It’s commodities that have been taking centre stage at the early part of the week. Yesterday it was gold and the push below the 1,100 level, something which has been repeated again overnight. But other commodities have also been under pressure, including oil, platinum and palladium. For currencies, the declines in commodities has put pressure on both the Canadian dollar and also the Aussie.
The standout has been the kiwi, recovering from the 0.65 level on the dollar. A continuation of recent trends could once again start to impact on monetary policy expectations, just as the momentum towards an increase in Fed rates this year was starting to build once again. All of this has left the theme of the past few weeks, namely Greece, somewhat in the background.
The focus is likely to remain on other markets today.
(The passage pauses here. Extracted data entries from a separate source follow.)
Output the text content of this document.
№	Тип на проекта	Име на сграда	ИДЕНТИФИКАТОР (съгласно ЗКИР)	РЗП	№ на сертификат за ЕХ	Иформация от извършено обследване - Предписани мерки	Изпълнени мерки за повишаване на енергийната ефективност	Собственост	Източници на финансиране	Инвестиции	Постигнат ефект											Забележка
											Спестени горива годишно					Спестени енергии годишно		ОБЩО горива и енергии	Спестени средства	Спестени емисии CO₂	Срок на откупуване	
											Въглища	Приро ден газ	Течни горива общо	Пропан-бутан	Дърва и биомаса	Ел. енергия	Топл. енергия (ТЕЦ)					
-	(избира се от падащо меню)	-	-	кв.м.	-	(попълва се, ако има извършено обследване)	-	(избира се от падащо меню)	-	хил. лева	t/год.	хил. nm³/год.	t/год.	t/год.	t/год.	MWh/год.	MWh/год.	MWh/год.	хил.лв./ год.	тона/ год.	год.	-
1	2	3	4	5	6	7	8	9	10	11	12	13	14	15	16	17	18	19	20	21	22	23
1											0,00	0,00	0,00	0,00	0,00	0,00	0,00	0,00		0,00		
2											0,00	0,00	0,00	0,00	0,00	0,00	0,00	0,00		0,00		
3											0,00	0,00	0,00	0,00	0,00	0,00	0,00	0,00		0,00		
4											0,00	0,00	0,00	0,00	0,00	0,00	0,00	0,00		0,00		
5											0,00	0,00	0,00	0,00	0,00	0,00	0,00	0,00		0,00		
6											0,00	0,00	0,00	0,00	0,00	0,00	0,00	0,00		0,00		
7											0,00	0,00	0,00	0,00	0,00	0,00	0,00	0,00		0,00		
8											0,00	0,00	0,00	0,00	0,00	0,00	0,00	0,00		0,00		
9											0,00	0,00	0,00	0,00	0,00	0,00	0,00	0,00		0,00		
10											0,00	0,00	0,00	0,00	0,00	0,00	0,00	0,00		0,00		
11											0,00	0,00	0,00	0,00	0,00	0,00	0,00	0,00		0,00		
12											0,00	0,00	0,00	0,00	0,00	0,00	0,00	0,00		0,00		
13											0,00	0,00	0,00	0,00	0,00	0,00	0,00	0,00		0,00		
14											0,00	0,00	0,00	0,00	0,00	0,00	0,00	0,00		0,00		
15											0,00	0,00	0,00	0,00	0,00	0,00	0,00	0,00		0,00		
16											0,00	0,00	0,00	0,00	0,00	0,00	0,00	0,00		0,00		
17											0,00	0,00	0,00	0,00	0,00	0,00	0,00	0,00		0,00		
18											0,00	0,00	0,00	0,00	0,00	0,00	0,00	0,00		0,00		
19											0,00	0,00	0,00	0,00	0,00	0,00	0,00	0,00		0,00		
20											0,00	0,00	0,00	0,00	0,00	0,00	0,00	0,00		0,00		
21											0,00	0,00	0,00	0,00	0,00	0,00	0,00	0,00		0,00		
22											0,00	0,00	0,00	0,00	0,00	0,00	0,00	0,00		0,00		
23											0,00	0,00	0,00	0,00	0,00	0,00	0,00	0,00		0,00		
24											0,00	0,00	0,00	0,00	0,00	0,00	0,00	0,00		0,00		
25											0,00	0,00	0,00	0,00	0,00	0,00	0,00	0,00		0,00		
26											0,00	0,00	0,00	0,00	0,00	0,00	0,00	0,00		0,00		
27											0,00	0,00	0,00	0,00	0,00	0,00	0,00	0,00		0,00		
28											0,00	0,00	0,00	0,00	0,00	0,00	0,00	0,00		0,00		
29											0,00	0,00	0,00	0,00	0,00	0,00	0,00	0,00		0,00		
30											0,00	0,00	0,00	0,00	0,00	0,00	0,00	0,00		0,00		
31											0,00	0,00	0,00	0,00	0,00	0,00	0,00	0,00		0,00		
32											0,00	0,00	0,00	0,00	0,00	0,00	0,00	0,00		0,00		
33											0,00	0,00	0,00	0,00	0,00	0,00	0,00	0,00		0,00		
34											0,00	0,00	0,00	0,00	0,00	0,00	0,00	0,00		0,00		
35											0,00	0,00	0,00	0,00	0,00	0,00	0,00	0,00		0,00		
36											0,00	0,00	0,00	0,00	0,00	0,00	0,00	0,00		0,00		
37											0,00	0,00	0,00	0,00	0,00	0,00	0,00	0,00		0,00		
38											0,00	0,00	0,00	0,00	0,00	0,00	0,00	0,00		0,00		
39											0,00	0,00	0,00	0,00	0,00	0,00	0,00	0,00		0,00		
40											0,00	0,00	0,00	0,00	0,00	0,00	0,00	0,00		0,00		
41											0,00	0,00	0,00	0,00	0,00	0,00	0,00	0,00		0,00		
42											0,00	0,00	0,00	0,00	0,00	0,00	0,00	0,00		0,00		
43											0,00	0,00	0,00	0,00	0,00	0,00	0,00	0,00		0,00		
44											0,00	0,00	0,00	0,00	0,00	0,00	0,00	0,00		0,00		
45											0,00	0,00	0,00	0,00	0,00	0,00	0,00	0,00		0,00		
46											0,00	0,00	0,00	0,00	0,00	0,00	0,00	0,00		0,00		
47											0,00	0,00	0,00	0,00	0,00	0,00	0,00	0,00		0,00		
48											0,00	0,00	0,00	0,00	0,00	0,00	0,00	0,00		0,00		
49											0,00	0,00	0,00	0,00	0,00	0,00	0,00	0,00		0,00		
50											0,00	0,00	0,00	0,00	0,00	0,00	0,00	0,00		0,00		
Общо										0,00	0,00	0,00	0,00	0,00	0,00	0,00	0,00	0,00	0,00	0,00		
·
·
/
European equity markets have pushed ahead since the low seen 7th July, with only another 3% to go before new highs for the year are made on the EURO STOXX 50 (FSTX). For currencies, the main policy focus will be with the New Zealand interest rate decision tomorrow evening, where expectations are fairly strong for a further 25bp easing to 3.00% on the key rate.
Watch out for further comments on the currency in the accompanying statement, with both the RBNZ and RBA having been more vocal than most on their respective currencies in the past couple of years. Last month they said that the kiwi remains over-valued and that a “further significant downward adjustment is justified”. We’ve seen the trade-weighted kiwi down around 4% since then, so it’s unlikely that we will see a strengthening of their concerns on the currency front.